33. De katholieken beroepen zich altijd op de juist aangehaalde tekst van Jo. 20, 23; “Wier zonden gij vergeeft, hun zijn ze vergeven; en wier zonden gij behoudt, hun zijn ze behouden,” om zo de biecht te verdedigen. Maar daar wordt hoogstens gesproken van een macht om zonden te vergeven. En het belijden van zonden aan de priester in de biechtstoel, de zgn. oorbiecht, is immers altijd nog heel iets anders!

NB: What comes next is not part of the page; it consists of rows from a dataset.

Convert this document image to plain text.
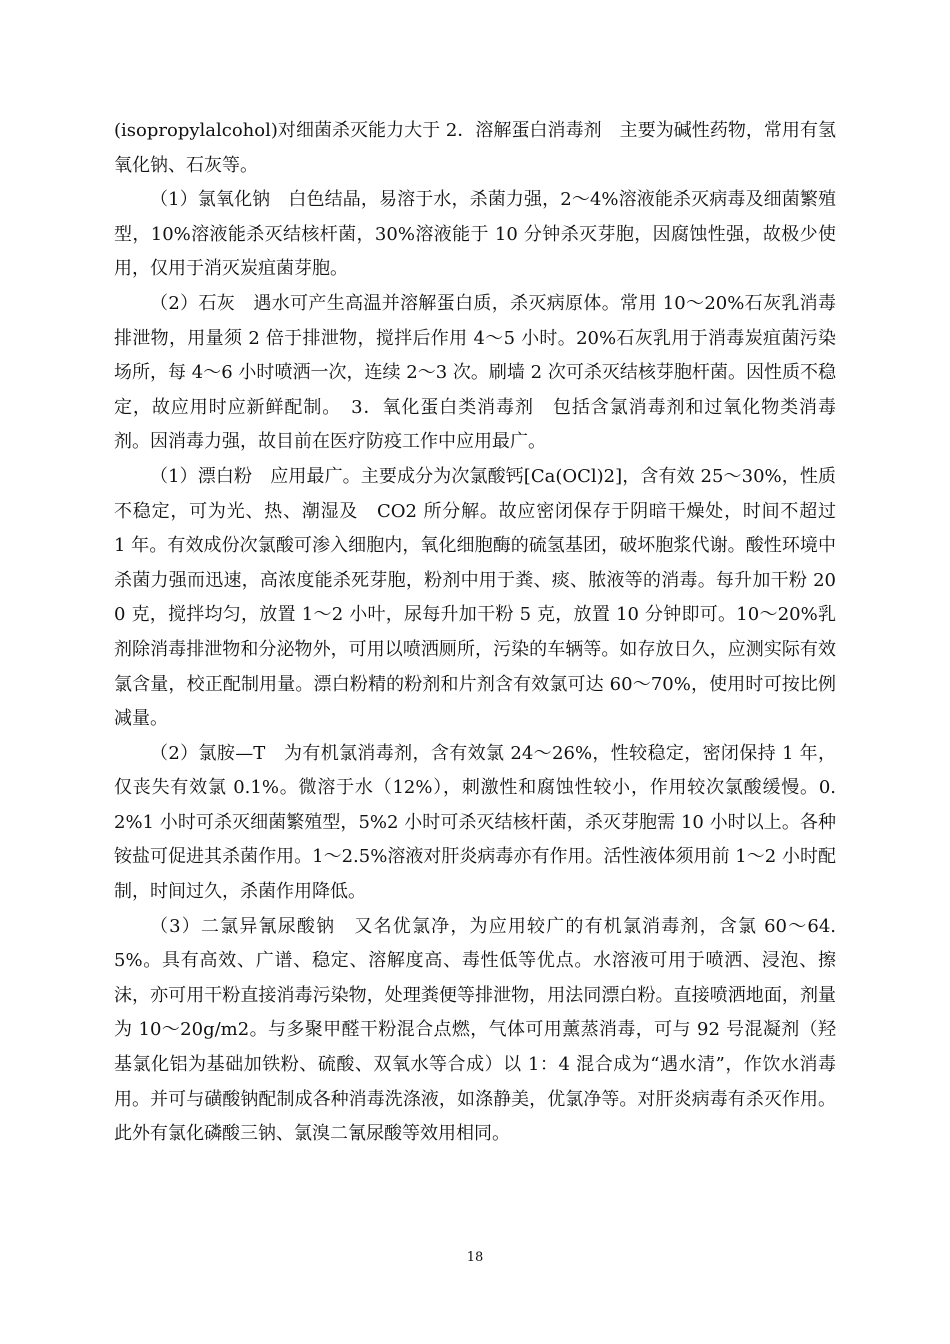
(isopropylalcohol)对细菌杀灭能力大于 2．溶解蛋白消毒剂　主要为碱性药物，常用有氢氧化钠、石灰等。

（1）氯氧化钠　白色结晶，易溶于水，杀菌力强，2～4%溶液能杀灭病毒及细菌繁殖型，10%溶液能杀灭结核杆菌，30%溶液能于 10 分钟杀灭芽胞，因腐蚀性强，故极少使用，仅用于消灭炭疽菌芽胞。

（2）石灰　遇水可产生高温并溶解蛋白质，杀灭病原体。常用 10～20%石灰乳消毒排泄物，用量须 2 倍于排泄物，搅拌后作用 4～5 小时。20%石灰乳用于消毒炭疽菌污染场所，每 4～6 小时喷洒一次，连续 2～3 次。刷墙 2 次可杀灭结核芽胞杆菌。因性质不稳定，故应用时应新鲜配制。　3．氧化蛋白类消毒剂　包括含氯消毒剂和过氧化物类消毒剂。因消毒力强，故目前在医疗防疫工作中应用最广。

（1）漂白粉　应用最广。主要成分为次氯酸钙[Ca(OCl)2]，含有效 25～30%，性质不稳定，可为光、热、潮湿及　CO2 所分解。故应密闭保存于阴暗干燥处，时间不超过　1 年。有效成份次氯酸可渗入细胞内，氧化细胞酶的硫氢基团，破坏胞浆代谢。酸性环境中杀菌力强而迅速，高浓度能杀死芽胞，粉剂中用于粪、痰、脓液等的消毒。每升加干粉 200 克，搅拌均匀，放置 1～2 小叶，尿每升加干粉 5 克，放置 10 分钟即可。10～20%乳剂除消毒排泄物和分泌物外，可用以喷洒厕所，污染的车辆等。如存放日久，应测实际有效氯含量，校正配制用量。漂白粉精的粉剂和片剂含有效氯可达 60～70%，使用时可按比例减量。

（2）氯胺—T　为有机氯消毒剂，含有效氯 24～26%，性较稳定，密闭保持 1 年，仅丧失有效氯 0.1%。微溶于水（12%），刺激性和腐蚀性较小，作用较次氯酸缓慢。0.2%1 小时可杀灭细菌繁殖型，5%2 小时可杀灭结核杆菌，杀灭芽胞需 10 小时以上。各种铵盐可促进其杀菌作用。1～2.5%溶液对肝炎病毒亦有作用。活性液体须用前 1～2 小时配制，时间过久，杀菌作用降低。

（3）二氯异氰尿酸钠　又名优氯净，为应用较广的有机氯消毒剂，含氯 60～64.5%。具有高效、广谱、稳定、溶解度高、毒性低等优点。水溶液可用于喷洒、浸泡、擦沫，亦可用干粉直接消毒污染物，处理粪便等排泄物，用法同漂白粉。直接喷洒地面，剂量为 10～20g/m2。与多聚甲醛干粉混合点燃，气体可用薰蒸消毒，可与 92 号混凝剂（羟基氯化铝为基础加铁粉、硫酸、双氧水等合成）以 1：4 混合成为“遇水清”，作饮水消毒用。并可与磺酸钠配制成各种消毒洗涤液，如涤静美，优氯净等。对肝炎病毒有杀灭作用。此外有氯化磷酸三钠、氯溴二氰尿酸等效用相同。

18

Dat er verschil bestaat tussen de macht om zonden te vergeven en
de macht om na de oorbiecht de absolutie te geven, moeten we
ontkenen. Alleen het vergeven van zonden door iemand, die de zonden
ook zonder belijdenis of andere openbaring kent, heeft met
zondenbelijdenis niets uit te staan. Zo kon de alwetende Christus de
zonden vergeven zonder belijdenis, omdat Hij ze zonder belijdenis
kende. Die kennis bezit de priester echter niet.
Al vinden we het
woord belijdenis niet in de bijbel, de zaak vinden we er wel. Als we
de aangehaalde tekst bezien, moeten we goed letten op het houden
der zonden, d.w.z. op het niet vergeven van de zonden. Krachtens de
opdracht van Christus bezitten de Apostelen en hun opvolgers een
rechterlijke macht, die door een rechterlijk vonnis van
vergeving wordt uitgeoefend: zij kunnen zowel zonden vergeven als
zonden houden; en zij moeten beslissen, wat zij zullen doen. Doch de
priester mag niet blindelings of naar willekeur recht spreken, maar
alleen naar recht en billijkheid.
Daartoe is absoluut nodig, dat
de priester de bedreven zonden en de gewetenstoestand van de zondaar
voldoende kent, om daarop zijn oordeel van vergeven of niet vergeven
te bouwen. En die kennis kan de priester alleen hebben uit de
oprechte belijdenis van de zondaar. De belijdenis is dus
noodzakelijk. En in dit woord van Christus zitten wel degelijk de
zondenbelijdenis en de oorbiecht opgesloten. Niemand ontkende dat
vóór de hervormers.
We zullen overigens niet
ontkennen, dat er wat de details van de biechtpraktijk betreft, in de
loop van de eeuwen een ontwikkeling en verandering heeft plaats
gehad. Zo werd pas in 1215, op het Concilie van Lateranen, de
verplichte jaarlijkse biecht voorgeschreven.
Een van de feiten,
die men dikwijls als opwerping tegen de oorbiecht uitspeelt, is, dat
de christenen in de eerste eeuwen dikwijls in het openbaar hun zonden
beleden. Dat feit zullen we ook niet ontkenen; maar dat er in die
eerste eeuwen ook al sprake was van de geheime en particuliere
biecht, de oorbiecht dus, blijkt uit het volgende citaat van de
beroemde kerkelijke schrijver Origenes, die omstreeks het jaar 255
stierf:
“Zie echter aandachtig, aan wie gij uw zonden
belijden zult… Wanneer hij van oordeel is, dat uw krankheid
van die aard is, dat zij in de vergadering van de gehele gemeente
bekend gemaakt moet worden… dan moet gij dat op raad van die
ervaren arts en na rijp overleg doen.”
Blijkbaar ging er dus
aan zo’n openbare schuldbelijdenis een particuliere biecht
vooraf, en werd er in die oorbiecht beslist, of er een openbare
belijdenis nodig was. En dus moet de oorbiecht regel zijn geweest en
de openbare biecht niet.
En de H. Cyprianus, een tijdgenoot van
Origenes, zegt: “Laat dan ieder, die misdeed, zijn zonde
belijden, terwijl hij nog op aarde is, zo lang zijn belijdenis nog
wordt aangenomen, zolang zijn boete en de priesterlijke
vergiffenis door de Heer nog welgevallig aanvaard worden.”
Als
wij dus zeggen, dat de oorbiecht op het evangelie berust, ook al
wordt het woord niet genoemd, dan zijn de christenen uit de eerste
eeuwen het blijkbaar met ons eens.
Uit: de meest gemaakte moeilijkheden, door Prof. Felix Otten O.P. en Dr. C.F. Pauwels O.P.